Tuesday, October 11th, 2011 | Our Philosophy
New York – so good they named it twice. Everyone wants to be a part of it, right? But where does that reputation come from? What is it about the Big Apple that makes it one of the coolest cities on the planet?
In the search for answers I consulted the US Census Bureau, where I discovered that the population of New York is 8,214,426 (as of 2006), the median household income is $38,293 and 31.3% of businesses in the city are owned by women. I also looked at The Economist, where I found articles about increasing hunger and poverty in the city, as well as an under-performing and under-funded public school system.
Pretty uninspiring stuff on the whole. Of course, the real answer to my question lies in the very first sentence of this article. New York’s popular perception has nothing to do with facts and figures and has everything to do with its portrayal in popular culture. From Frank Sinatra to Jay-Z, the Big Apple has long been sold as a dream factory.
The climate change movement could learn a lot from this. The public have long been bombarded with facts and figures about global warming – most notably in Al Gore’s climate change movie An Inconvenient Truth – in attempt to spur them into action. But as New York demonstrates, facts and figures rarely capture the public’s imagination.
Let’s look at the lyrics on Jay-Z’s massive hit record Empire State of Mind, on which New York is described as:
“A concrete jungle where dreams are made,
There’s nothing you can’t do now you’re in New York,
These streets will make you feel brand new,
Big lights will inspire you.”
Powerful stuff. And yet it doesn’t contain a single verifiable fact or figure. Contrast this with Gore’s An Inconvenient Truth, during which the former US Vice President uses a series of graphs and pie charts about melting ice caps and rising temperatures to paint an apocalyptic vision of the earth’s future.
If you’re the type of person who reads The Economist, Gore’s Powerpoint presentation was probably right up your street. You may even have made a conscious decision to do something about climate change as a result of seeing the film. The problem is that most people don’t read The Economist. Most people watch the X Factor, and read Heat magazine, and worry about whether they’ll be able to fit into their bikini on their next holiday.

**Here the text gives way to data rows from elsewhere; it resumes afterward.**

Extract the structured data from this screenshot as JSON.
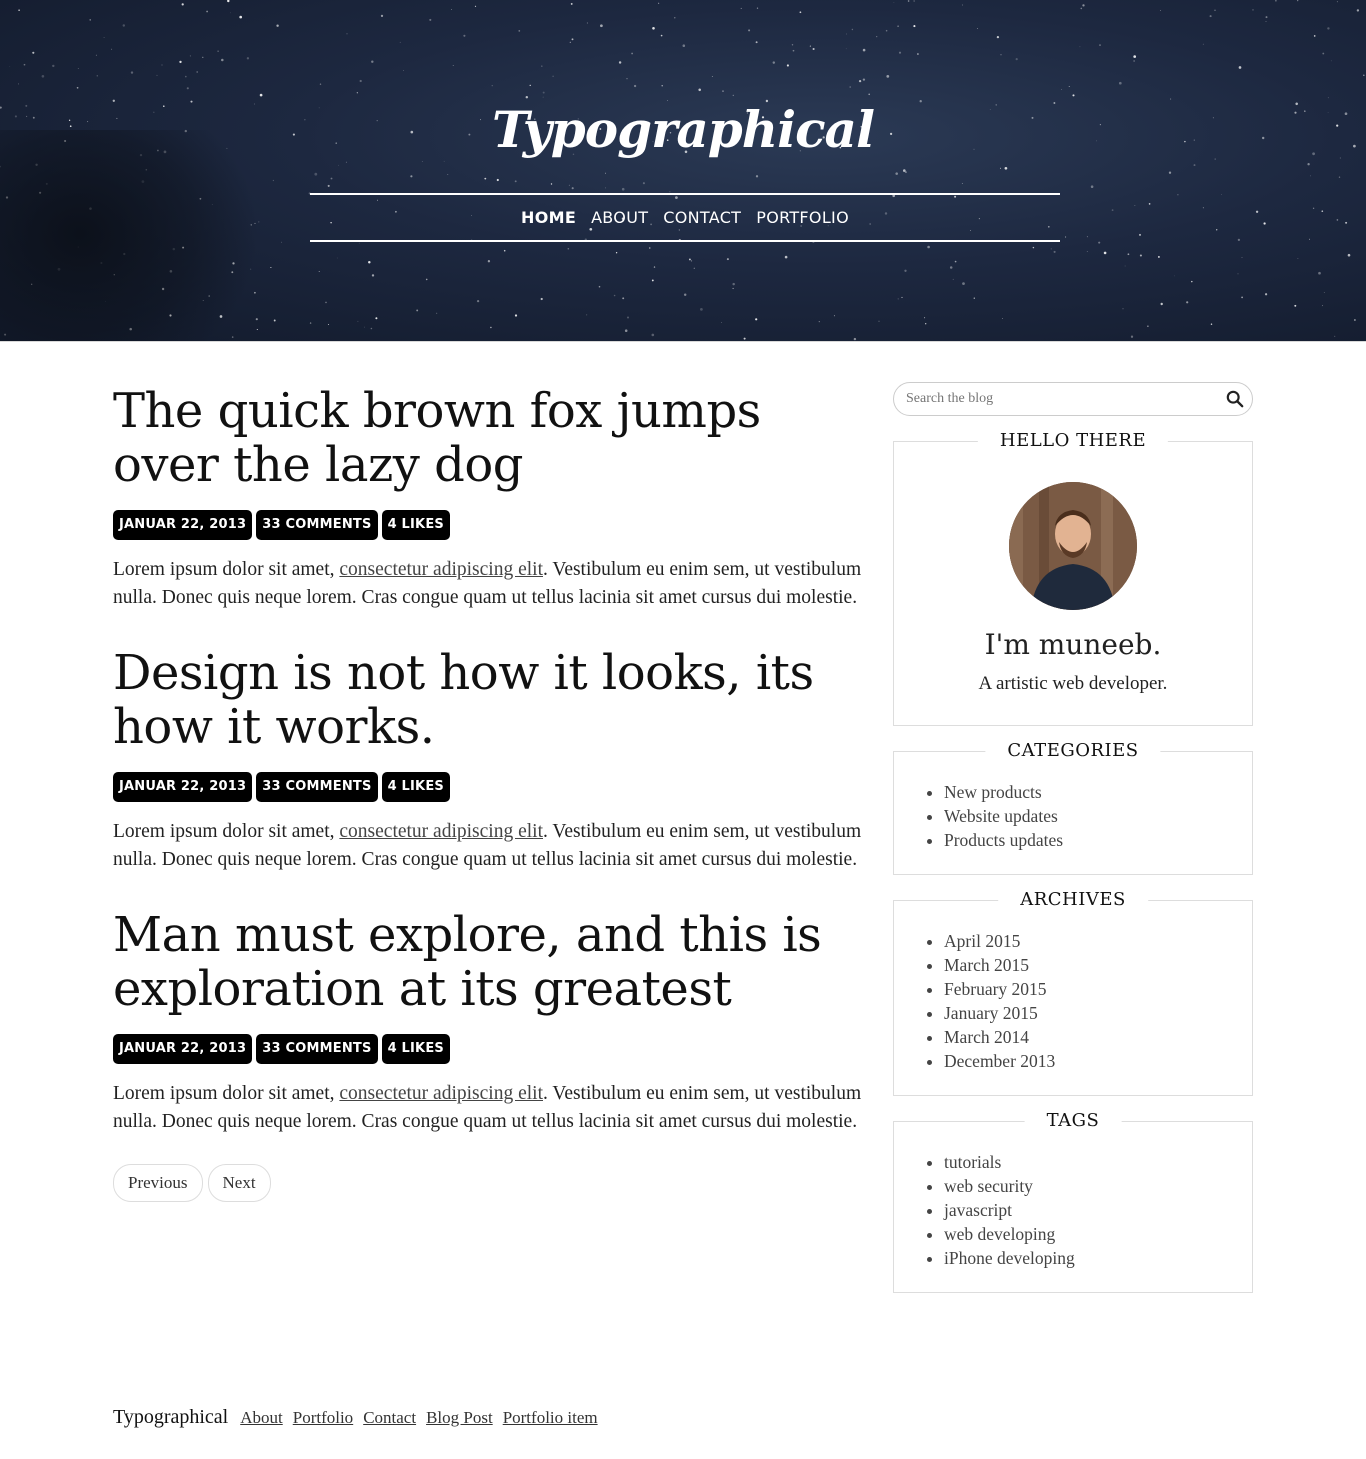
{
  "header": {
    "logo": "Typographical",
    "nav": [
      {
        "label": "HOME",
        "active": true
      },
      {
        "label": "ABOUT",
        "active": false
      },
      {
        "label": "CONTACT",
        "active": false
      },
      {
        "label": "PORTFOLIO",
        "active": false
      }
    ]
  },
  "posts": [
    {
      "title": "The quick brown fox jumps over the lazy dog",
      "date": "JANUAR 22, 2013",
      "comments": "33 COMMENTS",
      "likes": "4 LIKES",
      "text_before": "Lorem ipsum dolor sit amet, ",
      "link": "consectetur adipiscing elit",
      "text_after": ". Vestibulum eu enim sem, ut vestibulum nulla. Donec quis neque lorem. Cras congue quam ut tellus lacinia sit amet cursus dui molestie."
    },
    {
      "title": "Design is not how it looks, its how it works.",
      "date": "JANUAR 22, 2013",
      "comments": "33 COMMENTS",
      "likes": "4 LIKES",
      "text_before": "Lorem ipsum dolor sit amet, ",
      "link": "consectetur adipiscing elit",
      "text_after": ". Vestibulum eu enim sem, ut vestibulum nulla. Donec quis neque lorem. Cras congue quam ut tellus lacinia sit amet cursus dui molestie."
    },
    {
      "title": "Man must explore, and this is exploration at its greatest",
      "date": "JANUAR 22, 2013",
      "comments": "33 COMMENTS",
      "likes": "4 LIKES",
      "text_before": "Lorem ipsum dolor sit amet, ",
      "link": "consectetur adipiscing elit",
      "text_after": ". Vestibulum eu enim sem, ut vestibulum nulla. Donec quis neque lorem. Cras congue quam ut tellus lacinia sit amet cursus dui molestie."
    }
  ],
  "pager": {
    "previous": "Previous",
    "next": "Next"
  },
  "sidebar": {
    "search_placeholder": "Search the blog",
    "hello": {
      "title": "HELLO THERE",
      "name": "I'm muneeb.",
      "bio": "A artistic web developer."
    },
    "categories": {
      "title": "CATEGORIES",
      "items": [
        "New products",
        "Website updates",
        "Products updates"
      ]
    },
    "archives": {
      "title": "ARCHIVES",
      "items": [
        "April 2015",
        "March 2015",
        "February 2015",
        "January 2015",
        "March 2014",
        "December 2013"
      ]
    },
    "tags": {
      "title": "TAGS",
      "items": [
        "tutorials",
        "web security",
        "javascript",
        "web developing",
        "iPhone developing"
      ]
    }
  },
  "footer": {
    "brand": "Typographical",
    "links": [
      "About",
      "Portfolio",
      "Contact",
      "Blog Post",
      "Portfolio item"
    ]
  },
  "colors": {
    "hero_bg": "#1d2840",
    "tag_bg": "#000000",
    "border": "#dddddd"
  }
}
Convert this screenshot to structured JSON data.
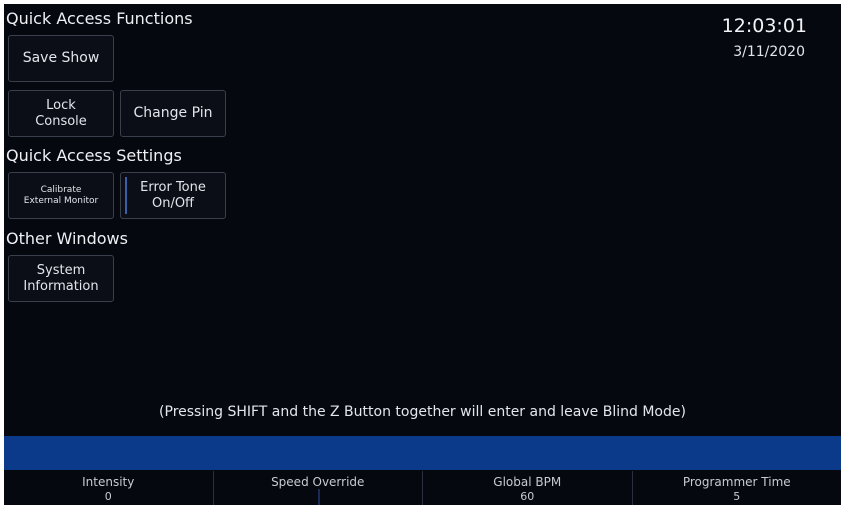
{
  "sections": {
    "quick_functions": "Quick Access Functions",
    "quick_settings": "Quick Access Settings",
    "other_windows": "Other Windows"
  },
  "buttons": {
    "save_show": "Save Show",
    "lock_console": [
      "Lock",
      "Console"
    ],
    "change_pin": "Change Pin",
    "calibrate": [
      "Calibrate",
      "External Monitor"
    ],
    "error_tone": [
      "Error Tone",
      "On/Off"
    ],
    "system_info": [
      "System",
      "Information"
    ]
  },
  "clock": {
    "time": "12:03:01",
    "date": "3/11/2020"
  },
  "hint": "(Pressing SHIFT and the Z Button together will enter and leave Blind Mode)",
  "status_bar": [
    {
      "label": "Intensity",
      "value": "0"
    },
    {
      "label": "Speed Override",
      "value": ""
    },
    {
      "label": "Global BPM",
      "value": "60"
    },
    {
      "label": "Programmer Time",
      "value": "5"
    }
  ],
  "colors": {
    "background": "#060810",
    "accent_bar": "#0b3a8a",
    "toggle_indicator": "#3a5ea8"
  }
}
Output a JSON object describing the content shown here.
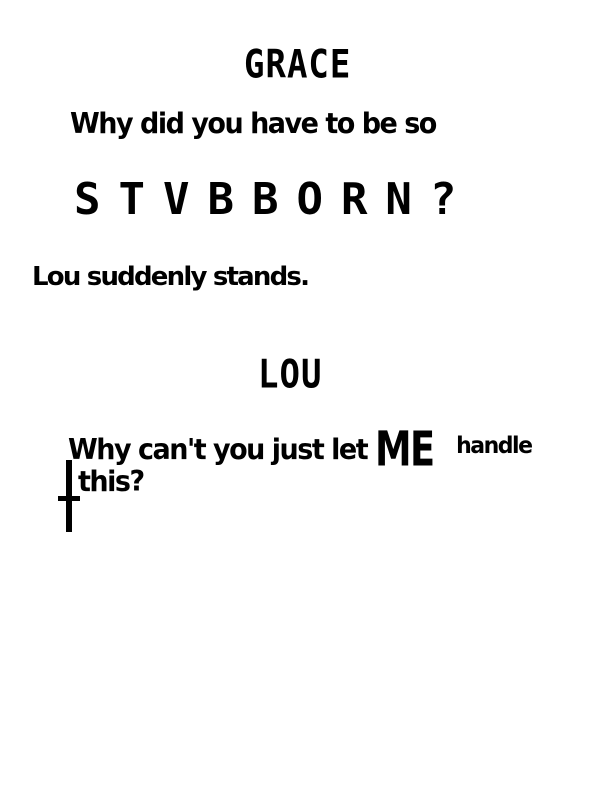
{
  "script": {
    "character_1": "GRACE",
    "line_1": "Why did you have to be so",
    "line_1_shout": "STVBBORN?",
    "action": "Lou suddenly stands.",
    "character_2": "LOU",
    "line_2_a": "Why can't you just let",
    "line_2_emph": "ME",
    "line_2_b": "handle",
    "line_2_c": "this?"
  }
}
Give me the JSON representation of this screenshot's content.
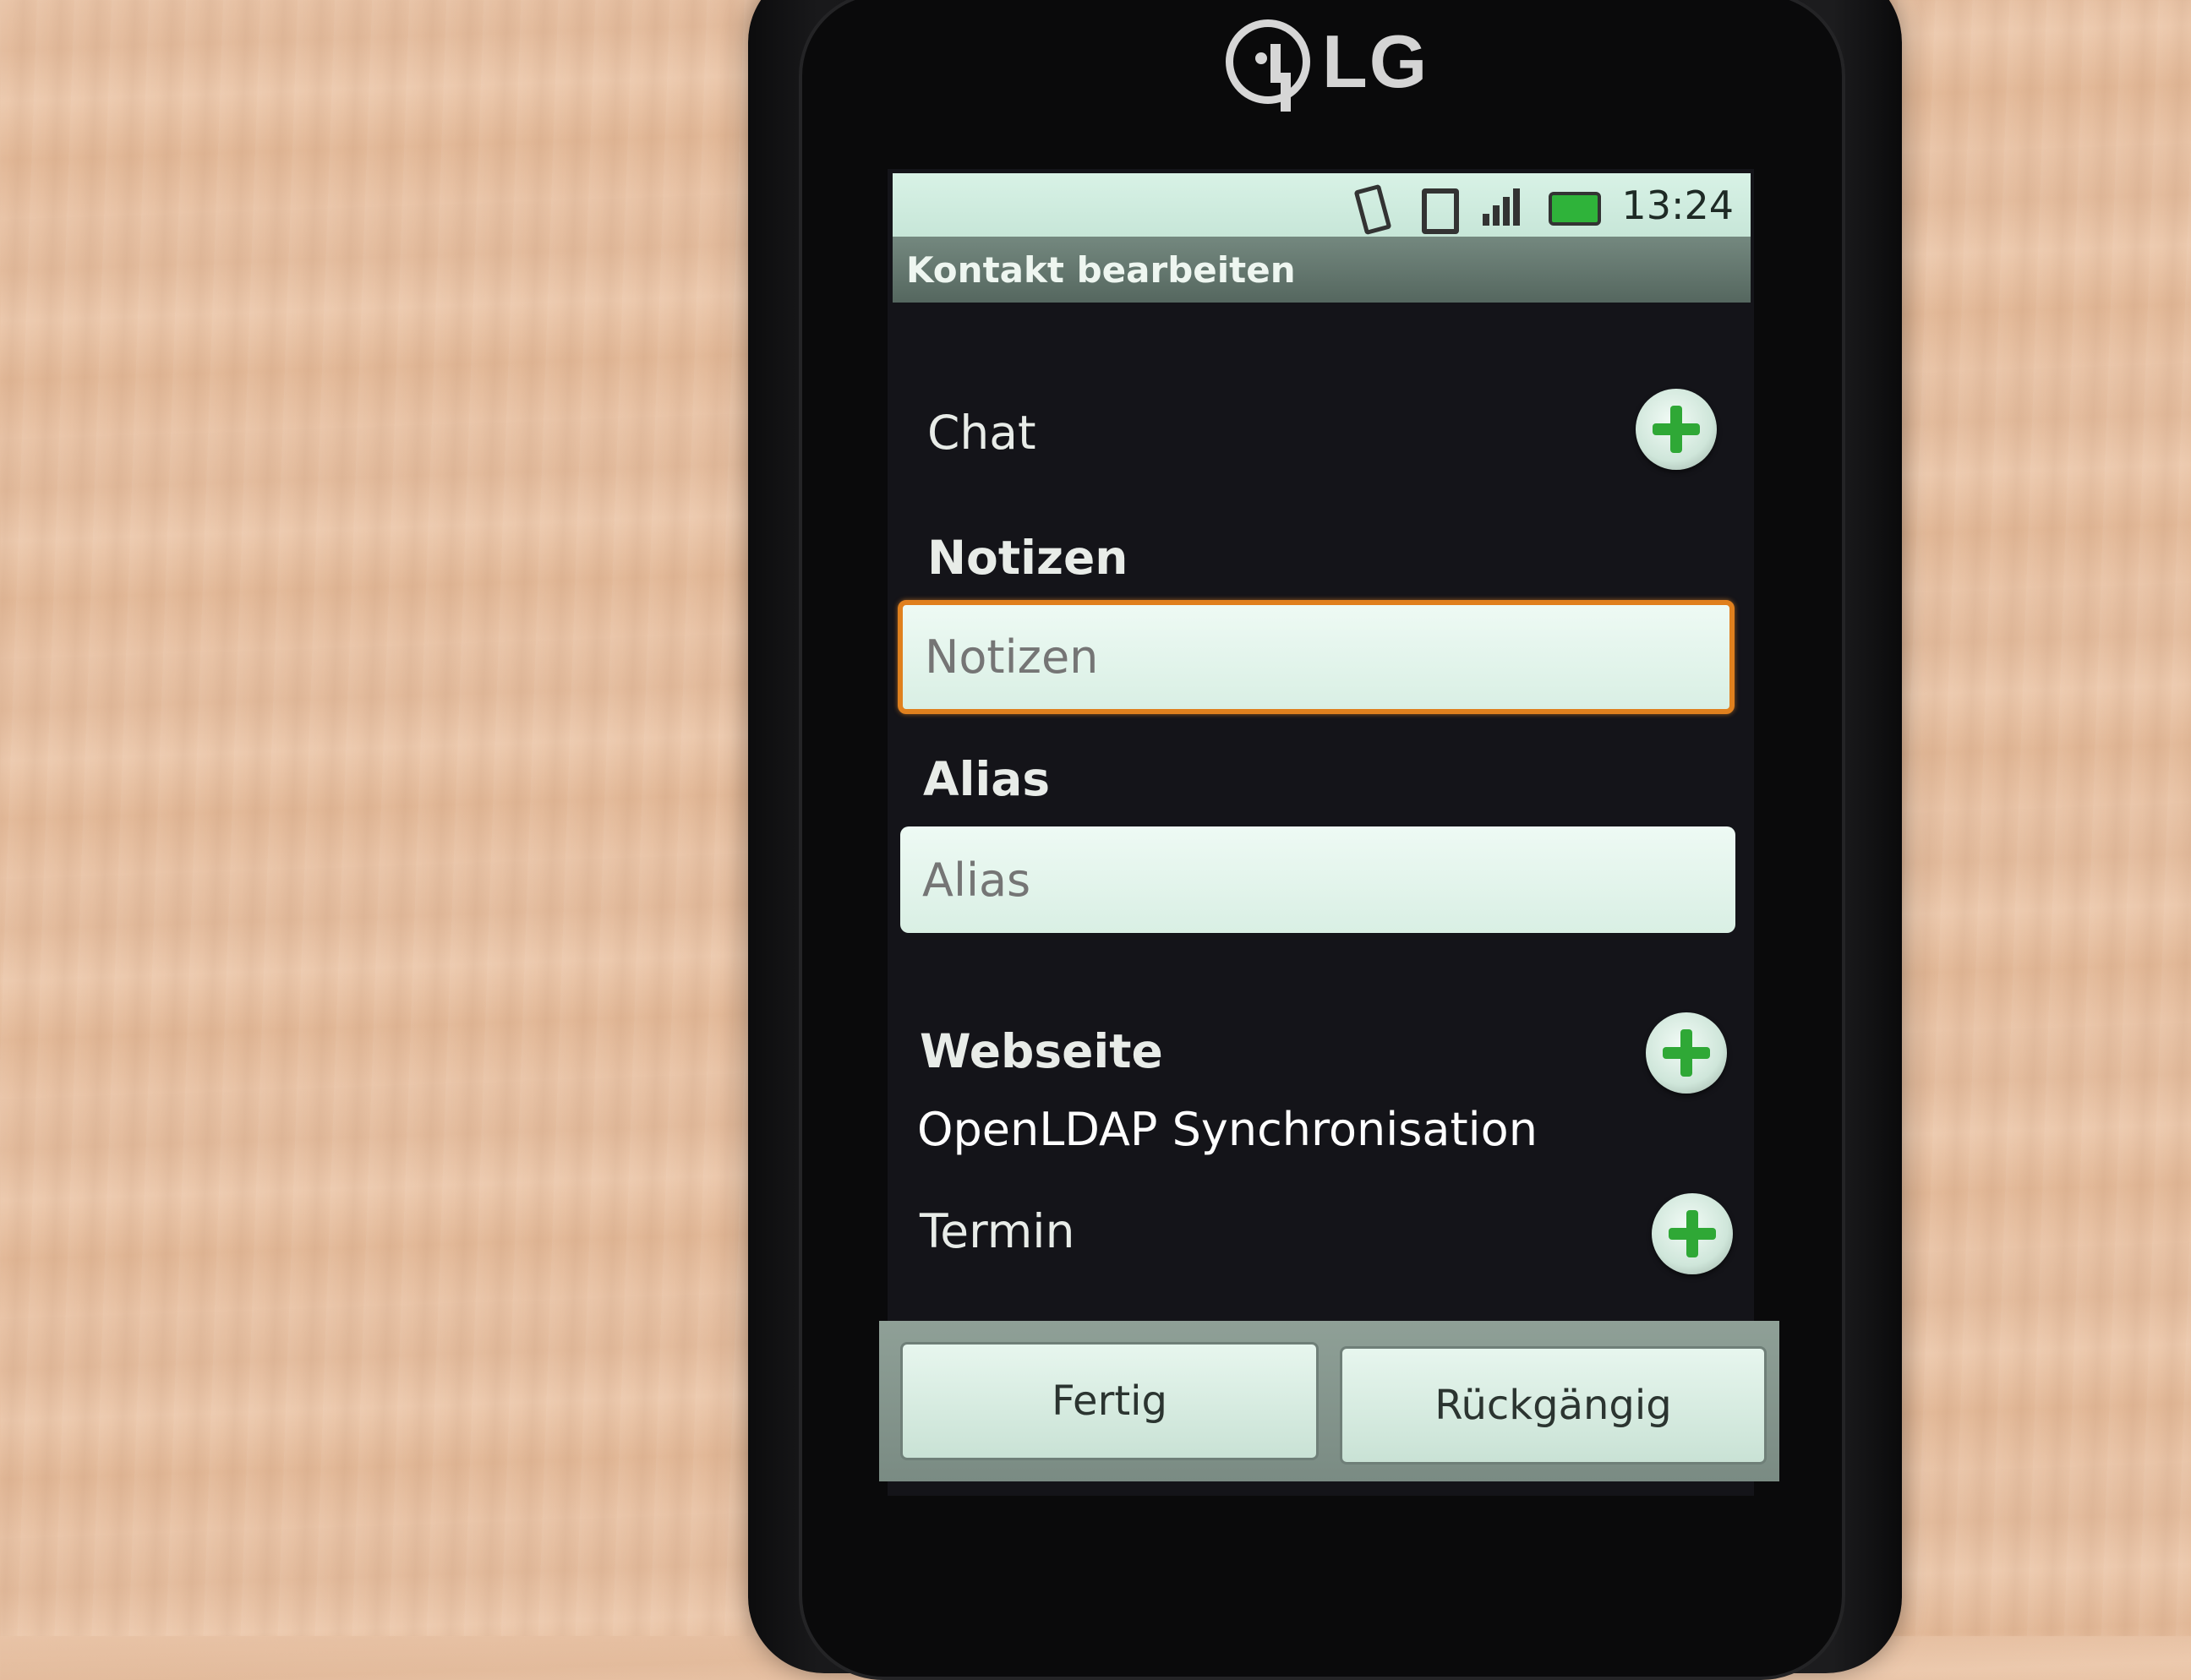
{
  "device": {
    "brand": "LG"
  },
  "status_bar": {
    "time": "13:24",
    "icons": [
      "vibrate-icon",
      "sim-card-icon",
      "signal-icon",
      "battery-icon"
    ],
    "battery_color": "#2fb33a"
  },
  "title_bar": {
    "title": "Kontakt bearbeiten"
  },
  "sections": {
    "chat": {
      "label": "Chat"
    },
    "notes": {
      "label": "Notizen",
      "placeholder": "Notizen",
      "value": ""
    },
    "alias": {
      "label": "Alias",
      "placeholder": "Alias",
      "value": ""
    },
    "website": {
      "label": "Webseite"
    },
    "appointment": {
      "label": "Termin"
    }
  },
  "caption": "OpenLDAP Synchronisation",
  "actions": {
    "done": "Fertig",
    "revert": "Rückgängig"
  },
  "colors": {
    "focus_border": "#e0801e",
    "add_icon": "#2fa836"
  }
}
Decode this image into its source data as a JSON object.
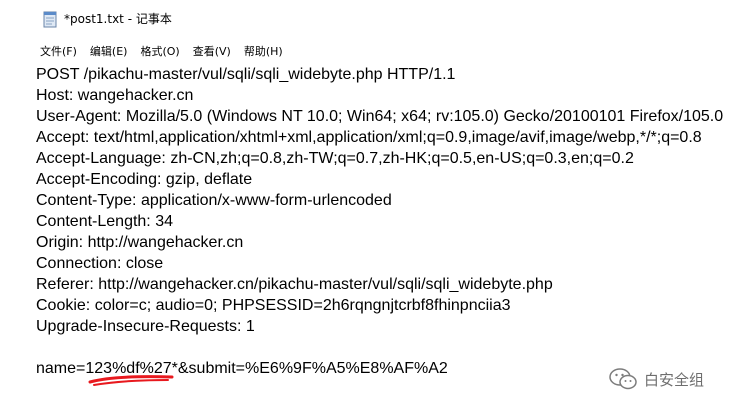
{
  "window": {
    "title": "*post1.txt - 记事本",
    "menu": [
      "文件(F)",
      "编辑(E)",
      "格式(O)",
      "查看(V)",
      "帮助(H)"
    ]
  },
  "editor": {
    "lines": [
      "POST /pikachu-master/vul/sqli/sqli_widebyte.php HTTP/1.1",
      "Host: wangehacker.cn",
      "User-Agent: Mozilla/5.0 (Windows NT 10.0; Win64; x64; rv:105.0) Gecko/20100101 Firefox/105.0",
      "Accept: text/html,application/xhtml+xml,application/xml;q=0.9,image/avif,image/webp,*/*;q=0.8",
      "Accept-Language: zh-CN,zh;q=0.8,zh-TW;q=0.7,zh-HK;q=0.5,en-US;q=0.3,en;q=0.2",
      "Accept-Encoding: gzip, deflate",
      "Content-Type: application/x-www-form-urlencoded",
      "Content-Length: 34",
      "Origin: http://wangehacker.cn",
      "Connection: close",
      "Referer: http://wangehacker.cn/pikachu-master/vul/sqli/sqli_widebyte.php",
      "Cookie: color=c; audio=0; PHPSESSID=2h6rqngnjtcrbf8fhinpnciia3",
      "Upgrade-Insecure-Requests: 1",
      "",
      "name=123%df%27*&submit=%E6%9F%A5%E8%AF%A2"
    ]
  },
  "watermark": {
    "text": "白安全组"
  },
  "colors": {
    "underline": "#e8191e"
  }
}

Market segmentation experts Cultural Dynamics call these people ‘Outer Directed’. They’re motivated by money, success, looking good and getting approval from others. They also find science scary and don’t like being told what to do. For this reason, pretty much every attempt the climate change movement has made to engage them has failed. Since Gore’s film came out in 2006, belief in climate change has actually declined according to this survey.
These ‘Outer Directed’ people need to be inspired to do things, and that includes taking on action on climate change. Jay-Z’s song is a great example of how inspirational language and tone of voice can make something incredibly appealing and attractive. Gore’s approach is the exact opposite and only serves to make the whole issue frightening, unattractive and boring.
There is a time and a place for scientific debate about climate change, and for serious initiatives led by both government and big business to help tackle it, just as there is an important role for the type of journalism produced by The Economist, and the kind of data produced by the US Census Bureau. But if the climate change movement is ever to break through to the mainstream and persuade the masses to change their ways, it needs fewer statistics and a little bit more stardust, New York style.